Despite my attempts to slow down and consider numerous view points, we're living in a society that continues to reward those who think quickly. The modern 24 hour news cycle is a gigantic panic attack of round-the-clock competition to be first. That's turned our internet culture into a similar phenomenon, with brownie points for the first person to post something to Facebook, the first to tweet on Twitter, and, of course, the first reviewer to blog about a certain whiskey. When people report quickly with opinions based on knee-jerk reactions, it usually results in a chasm of polarization, which is why most Yelp reviews about K&L either paint us as the best store in the history of mankind, or the worst place to ever spend your money. Very few reports are based on a history of multiple visits, but rather one quick trip that has not resulted in a balanced opinion over time.
I've rarely found that my thoughts about whiskey are conclusive after an initial sample. There are so many factors that can influence my feelings and my taste buds at any given moment, so it's difficult to know anything from just a few sips. New information or experiences can also change my perspective. A great example happened just this weekend at Anchor's distillery when we tasted the fermenting rye mash. I've never been a big fan of Anchor's rye whiskies, but after dipping my fingers in the tank and getting a taste of the sweet grain, I had a completely different tasting experience afterward. I understood the Anchor whiskies on an entirely different level because I saw how accurately and purely they reflected the flavors of the malted rye. It was similar to my experience at Glen Garioch when I realized how the whisky tasted exactly like the entire town of Oldmeldrum smelled.
One of my favorite customer stories at K&L involves a man who was absolutely livid with me for my review on the initial batch of Kilchoman's Machir Bay. He thought I had completely oversold the whisky and was very unhappy with his purchase. I wrote him back in an email, telling him to wait a few days, take a few more tastes, and if he still felt displeased to come by the store with the open bottle; I was willing to buy it back from him myself. A few days later the customer sent me an email, writing "I don't know if it was psychological or just that the whisky had changed, but I tried the Kilchoman again on Friday and I absolutely loved it. Am I crazy? Or can the flavors of a whisky change with oxidation? Thank you for bearing with me on this." No, sir, you are not crazy! Whisky can definitely change with oxygen, as it can change depending on what you've eaten that day, or the type of mood you're in. Rushing to a final analysis rarely results in any form of truth or helpful information.

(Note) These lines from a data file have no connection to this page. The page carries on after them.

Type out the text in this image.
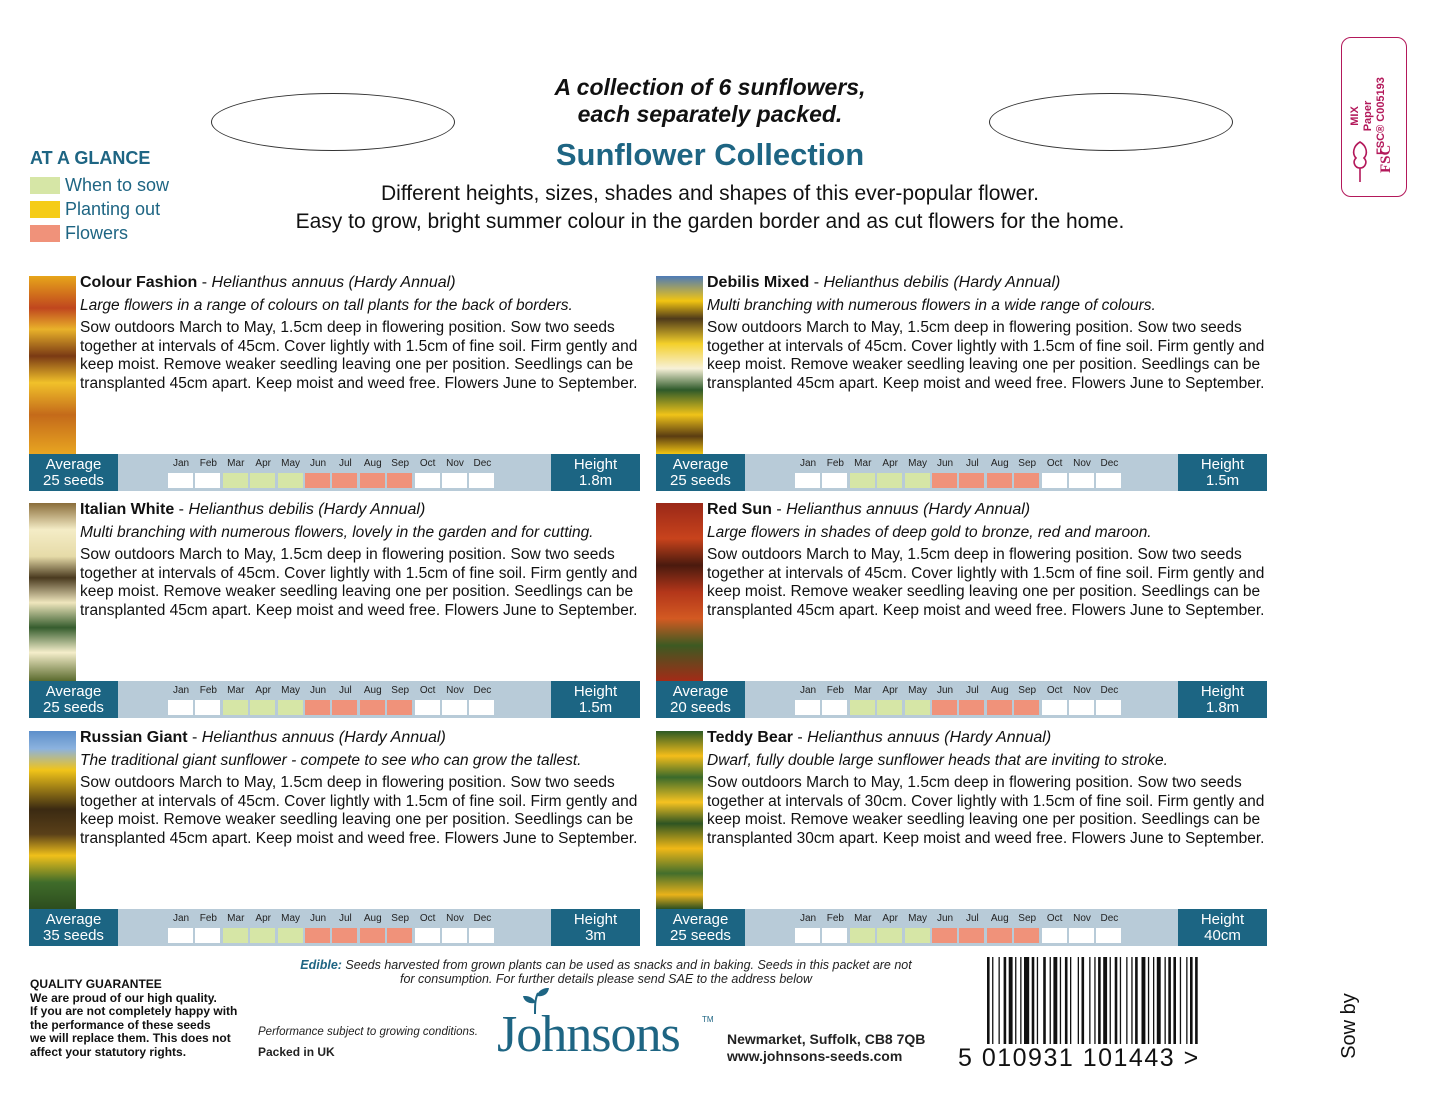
A collection of 6 sunflowers,
each separately packed.
Sunflower Collection
Different heights, sizes, shades and shapes of this ever-popular flower.
Easy to grow, bright summer colour in the garden border and as cut flowers for the home.
AT A GLANCE
When to sow
Planting out
Flowers
MIX Paper FSC® C005193
FSC
Colour Fashion - Helianthus annuus (Hardy Annual)
Large flowers in a range of colours on tall plants for the back of borders.
Sow outdoors March to May, 1.5cm deep in flowering position. Sow two seeds together at intervals of 45cm. Cover lightly with 1.5cm of fine soil. Firm gently and keep moist. Remove weaker seedling leaving one per position. Seedlings can be transplanted 45cm apart. Keep moist and weed free. Flowers June to September.
Average
25 seeds
Jan	Feb	Mar	Apr	May Jun	Jul	Aug Sep	Oct	Nov Dec	Height
1.8m
Debilis Mixed - Helianthus debilis (Hardy Annual)
Multi branching with numerous flowers in a wide range of colours.
Sow outdoors March to May, 1.5cm deep in flowering position. Sow two seeds together at intervals of 45cm. Cover lightly with 1.5cm of fine soil. Firm gently and keep moist. Remove weaker seedling leaving one per position. Seedlings can be transplanted 45cm apart. Keep moist and weed free. Flowers June to September.
Average
25 seeds
Jan	Feb	Mar	Apr	May Jun	Jul	Aug Sep	Oct	Nov Dec	Height
1.5m
Italian White - Helianthus debilis (Hardy Annual)
Multi branching with numerous flowers, lovely in the garden and for cutting.
Sow outdoors March to May, 1.5cm deep in flowering position. Sow two seeds together at intervals of 45cm. Cover lightly with 1.5cm of fine soil. Firm gently and keep moist. Remove weaker seedling leaving one per position. Seedlings can be transplanted 45cm apart. Keep moist and weed free. Flowers June to September.
Average
25 seeds
Jan	Feb	Mar	Apr	May Jun	Jul	Aug Sep	Oct	Nov Dec	Height
1.5m
Red Sun - Helianthus annuus (Hardy Annual)
Large flowers in shades of deep gold to bronze, red and maroon.
Sow outdoors March to May, 1.5cm deep in flowering position. Sow two seeds together at intervals of 45cm. Cover lightly with 1.5cm of fine soil. Firm gently and keep moist. Remove weaker seedling leaving one per position. Seedlings can be transplanted 45cm apart. Keep moist and weed free. Flowers June to September.
Average
20 seeds
Jan	Feb	Mar	Apr	May Jun	Jul	Aug Sep	Oct	Nov Dec	Height
1.8m
Russian Giant - Helianthus annuus (Hardy Annual)
The traditional giant sunflower - compete to see who can grow the tallest.
Sow outdoors March to May, 1.5cm deep in flowering position. Sow two seeds together at intervals of 45cm. Cover lightly with 1.5cm of fine soil. Firm gently and keep moist. Remove weaker seedling leaving one per position. Seedlings can be transplanted 45cm apart. Keep moist and weed free. Flowers June to September.
Average
35 seeds
Jan	Feb	Mar	Apr	May Jun	Jul	Aug Sep	Oct	Nov Dec	Height
3m
Teddy Bear - Helianthus annuus (Hardy Annual)
Dwarf, fully double large sunflower heads that are inviting to stroke.
Sow outdoors March to May, 1.5cm deep in flowering position. Sow two seeds together at intervals of 30cm. Cover lightly with 1.5cm of fine soil. Firm gently and keep moist. Remove weaker seedling leaving one per position. Seedlings can be transplanted 30cm apart. Keep moist and weed free. Flowers June to September.
Average
25 seeds
Jan	Feb	Mar	Apr	May Jun	Jul	Aug Sep	Oct	Nov Dec	Height
40cm
QUALITY GUARANTEE
We are proud of our high quality.
If you are not completely happy with
the performance of these seeds
we will replace them. This does not
affect your statutory rights.
Edible: Seeds harvested from grown plants can be used as snacks and in baking. Seeds in this packet are not
for consumption. For further details please send SAE to the address below
Performance subject to growing conditions.
Packed in UK	Johnsons	TM
Newmarket, Suffolk, CB8 7QB
www.johnsons-seeds.com	5 010931 101443 >	Sow by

Yet, I've sat on tasting panels where "experts" plowed through a trough of whisky samples like they were oysters, wrote down definitive notes, and awarded medals to brands based on an hour's worth of oversaturated sampling. This is no way to understand whisky, which is why it's often silly to purchase a bottle based purely on accolades and awards. But, of course, the market rewards the fastest buyer as well. We're becoming quick on the review, quick on the response, and even faster on the purchase. If you don't buy a hot new bottle when you see it, you might never get a second chance. It reminds me of my current experiences with house hunting. We've been unsuccessful with all of our bids because we're not willing to overpay and remove contingency.
"You've gotta move quickly," the expert realtors tell me. But that's exactly what I've learned not to do. Being first might initially get you what you want, but you may find out later that what you wanted wasn't exactly what you thought it to be. That's why I'm fighting all of my Pavlovian urges in favor of more careful consideration. There's really no point in getting something if you're getting it wrong.